In den letzten Jahren nutzte sie verschiedene Online-Plattformen, um ihre Bildungsarbeit fortzusetzen. 2019 wurde sie von dem Online-Frauenmagazin Edition F als eine der 25 einflussreichsten Frauen des Jahres ausgezeichnet und erhielt zudemim Jahr 2021 den Idol of the Year Award bei den About You Awards. Auf der Bühne des Karlstorbahnhofs: eine wohnzimmerähnliche Kulisse; zwei Sessel, Stehlampen als Bühnenlicht und darunter Tupoka Ogette. Neben ihr die Moderatorin des Abends, Heidelbergs Antirassismus-Beauftragte Evein Obulor. Vor ihnen ein ausverkaufter Saal.
Nach einer kurzen Selbstvorstellung beginnt Tupoka Ogette aus ihrem Buch den Prolog vorzulesen: Sie erinnert sich an eine Rassismuserfahrung, die ihr Sohn auf einem Spielplatz erleben musste. Damals wurde ihr bewusst, dass sie ihre Kinder vor Rassismus nicht schützen könne. „Wir werden keine Gesellschaft rassismusfrei erleben“, so Tupoka. Rassismus läge in der Mitte unserer Gesellschaft und sei kein Randphänomen. Er sei sozial in uns verankert und steckt in jedem und muss keine bewusste Einstellung sein.

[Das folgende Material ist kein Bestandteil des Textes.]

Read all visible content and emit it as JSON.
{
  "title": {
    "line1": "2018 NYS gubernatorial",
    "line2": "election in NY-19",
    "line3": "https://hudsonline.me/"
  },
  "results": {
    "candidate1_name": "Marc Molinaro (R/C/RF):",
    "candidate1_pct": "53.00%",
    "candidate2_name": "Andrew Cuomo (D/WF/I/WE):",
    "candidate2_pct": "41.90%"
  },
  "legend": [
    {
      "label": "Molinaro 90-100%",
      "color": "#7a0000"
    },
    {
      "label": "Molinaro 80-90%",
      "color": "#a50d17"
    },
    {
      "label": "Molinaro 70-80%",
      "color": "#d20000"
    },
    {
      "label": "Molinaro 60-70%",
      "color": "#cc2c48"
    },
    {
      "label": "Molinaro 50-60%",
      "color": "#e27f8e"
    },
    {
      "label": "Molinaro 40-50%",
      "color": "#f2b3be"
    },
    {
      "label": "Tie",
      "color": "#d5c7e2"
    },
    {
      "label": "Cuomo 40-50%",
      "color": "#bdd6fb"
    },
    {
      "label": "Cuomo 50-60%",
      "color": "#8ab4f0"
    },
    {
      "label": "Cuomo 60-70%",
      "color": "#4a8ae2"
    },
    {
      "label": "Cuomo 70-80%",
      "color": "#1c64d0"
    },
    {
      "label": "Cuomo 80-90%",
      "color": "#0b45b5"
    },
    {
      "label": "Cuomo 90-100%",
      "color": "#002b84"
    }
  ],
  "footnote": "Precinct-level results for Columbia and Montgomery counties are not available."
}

Dafür zieht sie ein Paradebeispiel für unbewusstes rassistisches Verhalten heran: die Frage nach der Herkunft. „Woher kommst du?“ Hinter dieser Frage steckt eine Haltung, die voraussetzt, dass man nur deutsch sein könne, wenn man auch „deutsch“ aussähe. Laut Tupoka Ogette werden uns bestimmte Vorstellungen vermittelt, die suggerieren, dass Menschen, die nicht weiß sind, auch nicht aus Deutschland kommen können. Dies ist eine von vielen rassistischen Verhaltensweisen, die aber nicht immer als solche anerkannt werden. Alltagsrassismus wird oft abgetan und runtergespielt. Zum Selbstschutz Betroffene:r empfiehlt Tupoka Ogette, immer in Aktion zu gehen und sich mit anderen Betroffenen auszutauschen und Räume zu schaffen, in denen man Wut, Frustration und Schmerz freien Lauf lassen kann.

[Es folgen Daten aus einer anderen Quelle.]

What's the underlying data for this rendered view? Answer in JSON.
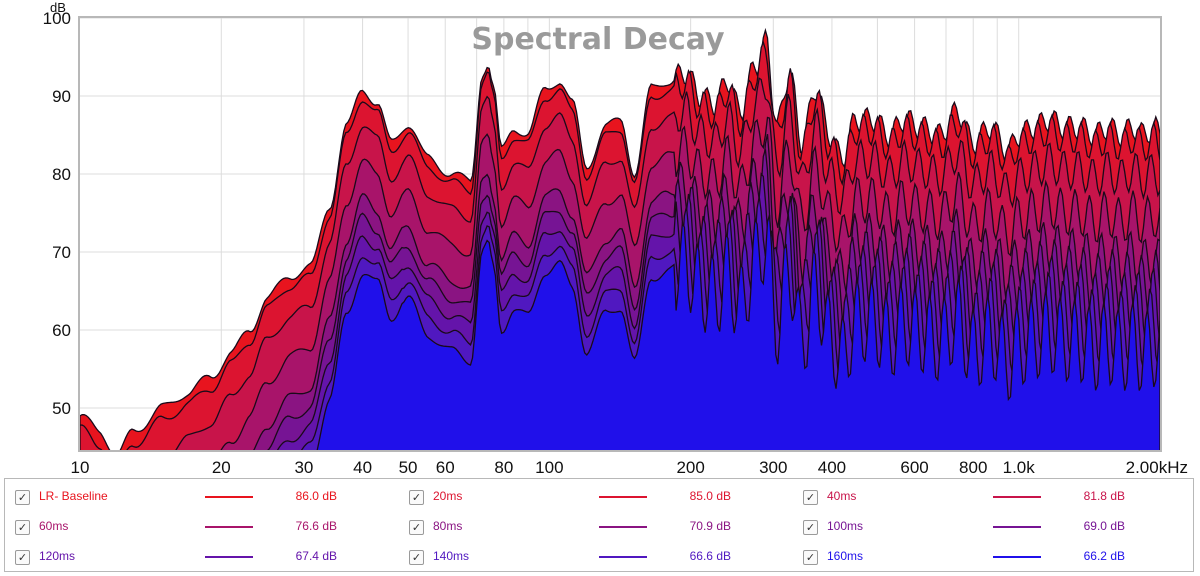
{
  "chart_data": {
    "type": "area",
    "title": "Spectral Decay",
    "ylabel": "dB",
    "y_ticks": [
      "100",
      "90",
      "80",
      "70",
      "60",
      "50"
    ],
    "ylim": [
      45,
      100
    ],
    "x_scale": "log",
    "xlim_hz": [
      10,
      2000
    ],
    "x_ticks": [
      {
        "label": "10",
        "hz": 10
      },
      {
        "label": "20",
        "hz": 20
      },
      {
        "label": "30",
        "hz": 30
      },
      {
        "label": "40",
        "hz": 40
      },
      {
        "label": "50",
        "hz": 50
      },
      {
        "label": "60",
        "hz": 60
      },
      {
        "label": "80",
        "hz": 80
      },
      {
        "label": "100",
        "hz": 100
      },
      {
        "label": "200",
        "hz": 200
      },
      {
        "label": "300",
        "hz": 300
      },
      {
        "label": "400",
        "hz": 400
      },
      {
        "label": "600",
        "hz": 600
      },
      {
        "label": "800",
        "hz": 800
      },
      {
        "label": "1.0k",
        "hz": 1000
      },
      {
        "label": "2.00kHz",
        "hz": 2000
      }
    ],
    "grid": true,
    "baseline_curve": [
      [
        10,
        49
      ],
      [
        11,
        47
      ],
      [
        12,
        44
      ],
      [
        13,
        47
      ],
      [
        15,
        50
      ],
      [
        17,
        52
      ],
      [
        19,
        54
      ],
      [
        21,
        57
      ],
      [
        23,
        60
      ],
      [
        25,
        64
      ],
      [
        28,
        67
      ],
      [
        31,
        68
      ],
      [
        34,
        76
      ],
      [
        37,
        86
      ],
      [
        40,
        91
      ],
      [
        43,
        89
      ],
      [
        46,
        84
      ],
      [
        50,
        86.5
      ],
      [
        55,
        82
      ],
      [
        62,
        80
      ],
      [
        68,
        79
      ],
      [
        72,
        93
      ],
      [
        74,
        94
      ],
      [
        76,
        91
      ],
      [
        79,
        83
      ],
      [
        84,
        86
      ],
      [
        90,
        85
      ],
      [
        98,
        91
      ],
      [
        105,
        92
      ],
      [
        112,
        89
      ],
      [
        120,
        81
      ],
      [
        132,
        86
      ],
      [
        142,
        87
      ],
      [
        152,
        80
      ],
      [
        165,
        91
      ],
      [
        180,
        92
      ],
      [
        195,
        93
      ],
      [
        210,
        90
      ],
      [
        225,
        89
      ],
      [
        240,
        92
      ],
      [
        255,
        88
      ],
      [
        275,
        94
      ],
      [
        290,
        97
      ],
      [
        305,
        86
      ],
      [
        325,
        93
      ],
      [
        345,
        84
      ],
      [
        370,
        91
      ],
      [
        395,
        85
      ],
      [
        420,
        82
      ],
      [
        450,
        87
      ],
      [
        490,
        87
      ],
      [
        530,
        85
      ],
      [
        570,
        87
      ],
      [
        620,
        86
      ],
      [
        680,
        85
      ],
      [
        740,
        88
      ],
      [
        800,
        84
      ],
      [
        870,
        86
      ],
      [
        950,
        83
      ],
      [
        1000,
        85
      ],
      [
        1080,
        86
      ],
      [
        1160,
        87
      ],
      [
        1250,
        86
      ],
      [
        1350,
        86
      ],
      [
        1450,
        85
      ],
      [
        1550,
        86
      ],
      [
        1650,
        85
      ],
      [
        1750,
        86
      ],
      [
        1850,
        85
      ],
      [
        1950,
        86
      ],
      [
        2000,
        85
      ]
    ],
    "series": [
      {
        "name": "LR- Baseline",
        "value": "86.0 dB",
        "color": "#e8141e"
      },
      {
        "name": "20ms",
        "value": "85.0 dB",
        "color": "#dc1430"
      },
      {
        "name": "40ms",
        "value": "81.8 dB",
        "color": "#c8144a"
      },
      {
        "name": "60ms",
        "value": "76.6 dB",
        "color": "#a8146a"
      },
      {
        "name": "80ms",
        "value": "70.9 dB",
        "color": "#8a1482"
      },
      {
        "name": "100ms",
        "value": "69.0 dB",
        "color": "#761494"
      },
      {
        "name": "120ms",
        "value": "67.4 dB",
        "color": "#6414aa"
      },
      {
        "name": "140ms",
        "value": "66.6 dB",
        "color": "#5018c0"
      },
      {
        "name": "160ms",
        "value": "66.2 dB",
        "color": "#2010ea"
      }
    ],
    "series_offsets_db": [
      0,
      1,
      4,
      8,
      12,
      14,
      16,
      18,
      20
    ]
  }
}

Wichtig sei die Erkenntnis, dass auch das eigene Verhalten rassistisch sein kann. „Wir wurden in einer Umgebung sozialisiert, in der „Weißsein“ die Norm ist. Diese Norm ist zwar machtvoll aber gleichzeitig auch sehr fragil“, so Tupoka Ogette. Dabei entsteht das sogenannte Othering, ein Phänomen, das aufkommt, wenn eine soziale Gruppe glaubt, sich von einer anderen durch gewissen Merkmale zu unterscheiden. Am Beispiel der Schule macht die Autorin deutlich wie Rassismus an Institutionen wirkt; mit Machtsymmetrie geht oft auch Rassismus einher. Doch PoC (People of Color) sind darauf angewiesen, dass die wenigen Lehrenden in Machtposition sensibel gegenüber Alltagsrassismus sind. Denn die Schule ist ein rassistisch sozialisierter Ort und das Bildungssystem in Deutschland nur schwer änderbar und kaum offen für Rassismuskritik.

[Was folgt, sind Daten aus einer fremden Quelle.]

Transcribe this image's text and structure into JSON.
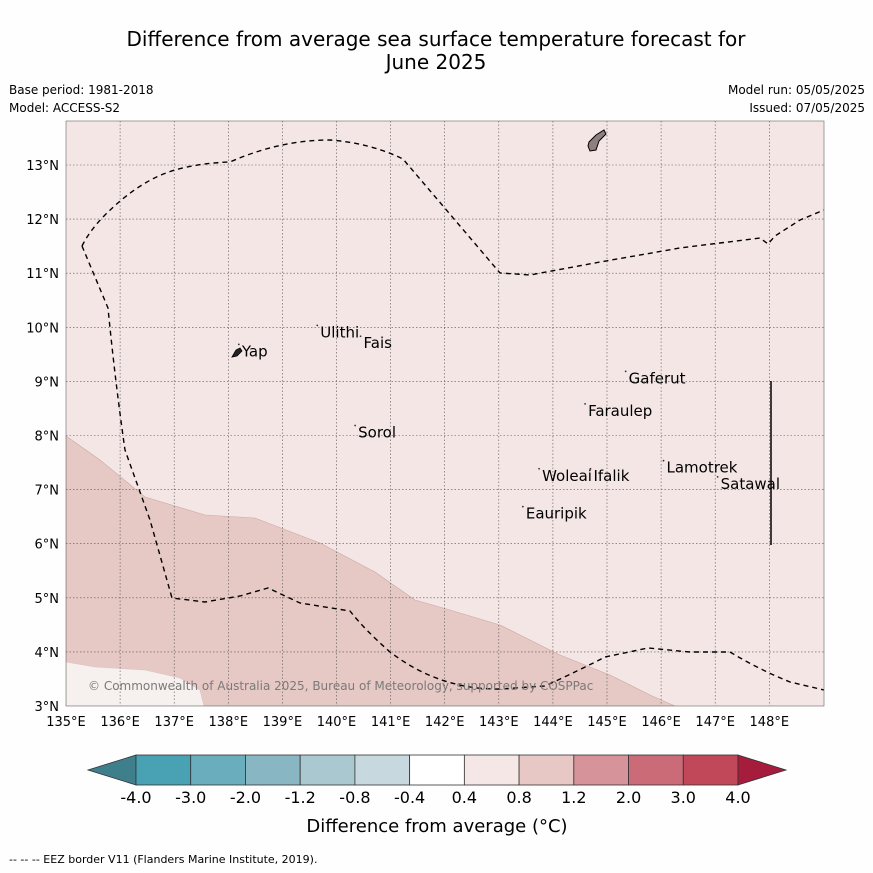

Eine Lösung bieten externe Ausbildungszentren, die für den Austausch von eigenen Rassismuserfahrungen zur Verfügung stehen. Damit könnte man an Schulen und an deren Perspektiven etwas verändern. Die Autorin selbst bietet keine Workshops mehr an Schulen an, da es für sie zu retraumatisierend sei. Trotzdem weiß sie um die Wichtigkeit, den Ort, an dem künftige Generationen den Großteil ihrer Zeit verbringen, rassismuskritischer zu gestalten. Gegen Ende ihrer Lesung möchte Tupoka Ogette ein letztes, in ihren Augen, wichtiges Thema ansprechen. Liebe und Rassismus. Liebe macht bekanntlich blind, bei Rassismus sollte die Liebe unsere Augen nicht verschließen. Der Glaube, dass Liebe Rassismus ersetzen könne, verneint Tupoka Ogette, „Wir müssen den Tatsachen ins Gesicht schauen“.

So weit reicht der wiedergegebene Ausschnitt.